KUCHING: The scene of the mine explosion was a picture of blackness.
Coal dust was everywhere – on the ground, on the tables and chairs, on the hands of workers and shortly on my face too. Just minutes after entering the compound, I could feel its coarseness on my skin.
I was part of a small team of photographers and reporters who arrived at the mine at about 4.15pm. The journey had taken longer than expected because the mine was hard to find.
We had made a 130km journey from Kuching, taken a right turn into an unmarked road and travelled through stretches of bumpy gravel tracks.
There are no signboards indicating where the mine is. A gate before the entrance only carries a sign which reads “private property”.
When my colleague Zulazhar Sheblee and I got there, we had to convince a trio of foreigners to let us in. After they finally did, we drove past a coal stockyard, then uphill and turned left into what was essentially a flow of mud.
We were relieved when we saw Fire and Rescue trucks. It became clear that this was not a large mine. The stockyard had just a few small mounds of coal.
A dozen or so Fire and Rescue Department forensic officers were busy setting up a makeshift operations centre underneath what seemed to be the only roofed structure in the area.
The wooden hut looked like the main workshop, which also contained what appeared to be the site office.
All of us were crammed into a space about as large as a basketball court and strewn with empty oil tanks, bundles of cables, gas cylinders, chains and benches.
A few metres away, investigators were grilling a camp worker, later identified to us as the “supervisor”. The “supervisor” had earlier tried to bar reporters and photographers from the site.
Had the investigators not been around, most of us would have left. There were only a few workers, the media and investigators at the mine compound.
The media members gathered into two groups, one listening in on the interview between the “supervisor” and investigators and the other surrounding an “ops board” being filled with details as they were being radioed in.
What had caught my attention was that one of the deceased workers was listed as a North Korean.
When I was at the Sarawak General Hospital to begin coverage of this story, I had noted that some workers at the accident and emergency unit were speaking Korean. I had assumed then that they were South Koreans.
All of us were surprised to see “Korea Utara” listed on the “ops board”. North Koreans indeed made up the majority of the 119 workers at the mine.

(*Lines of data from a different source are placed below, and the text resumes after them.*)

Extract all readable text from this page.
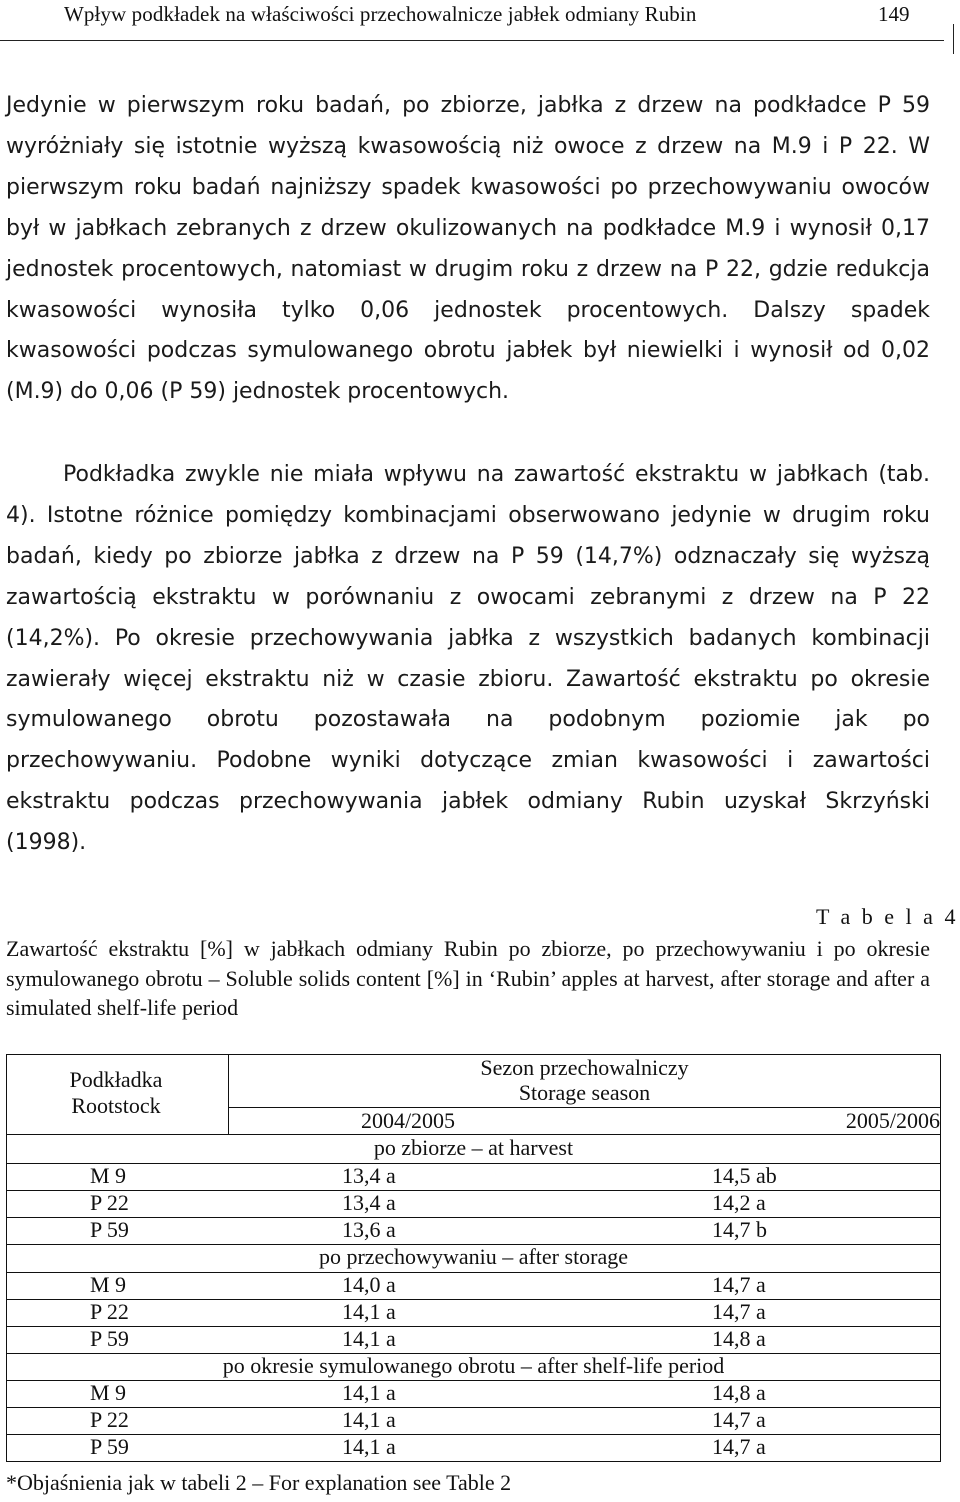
Wpływ podkładek na właściwości przechowalnicze jabłek odmiany Rubin	149

Jedynie w pierwszym roku badań, po zbiorze, jabłka z drzew na podkładce P 59 wyróżniały się istotnie wyższą kwasowością niż owoce z drzew na M.9 i P 22. W pierwszym roku badań najniższy spadek kwasowości po przechowywaniu owoców był w jabłkach zebranych z drzew okulizowanych na podkładce M.9 i wynosił 0,17 jednostek procentowych, natomiast w drugim roku z drzew na P 22, gdzie redukcja kwasowości wynosiła tylko 0,06 jednostek procentowych. Dalszy spadek kwasowości podczas symulowanego obrotu jabłek był niewielki i wynosił od 0,02 (M.9) do 0,06 (P 59) jednostek procentowych.

Podkładka zwykle nie miała wpływu na zawartość ekstraktu w jabłkach (tab. 4). Istotne różnice pomiędzy kombinacjami obserwowano jedynie w drugim roku badań, kiedy po zbiorze jabłka z drzew na P 59 (14,7%) odznaczały się wyższą zawartością ekstraktu w porównaniu z owocami zebranymi z drzew na P 22 (14,2%). Po okresie przechowywania jabłka z wszystkich badanych kombinacji zawierały więcej ekstraktu niż w czasie zbioru. Zawartość ekstraktu po okresie symulowanego obrotu pozostawała na podobnym poziomie jak po przechowywaniu. Podobne wyniki dotyczące zmian kwasowości i zawartości ekstraktu podczas przechowywania jabłek odmiany Rubin uzyskał Skrzyński (1998).

T a b e l a 4

Zawartość ekstraktu [%] w jabłkach odmiany Rubin po zbiorze, po przechowywaniu i po okresie symulowanego obrotu – Soluble solids content [%] in ‘Rubin’ apples at harvest, after storage and after a simulated shelf-life period

Podkładka
Rootstock
Sezon przechowalniczy
Storage season
2004/2005	2005/2006
po zbiorze – at harvest
M 9	13,4 a	14,5 ab
P 22	13,4 a	14,2 a
P 59	13,6 a	14,7 b
po przechowywaniu – after storage
M 9	14,0 a	14,7 a
P 22	14,1 a	14,7 a
P 59	14,1 a	14,8 a
po okresie symulowanego obrotu – after shelf-life period
M 9	14,1 a	14,8 a
P 22	14,1 a	14,7 a
P 59	14,1 a	14,7 a
*Objaśnienia jak w tabeli 2 – For explanation see Table 2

As the impromptu press conference went on grisly details, like how the dead apparently did not die immediately but had tried to crawl towards the exit, emerged.
Eyewitnesses also recalled heart-warming stories about how members of the public helped to drive the victims to hospitals.
We also learnt that the explosion had not been big.
The “supervisor” told investigators he had not heard it and was only notified about the explosion through a call on a landline (mobile reception in the area is bad).
At the end of the day, there were a lot more questions than answers.
The Fire and Rescue Department Investigators made it clear that none of their colleagues had entered the tunnels.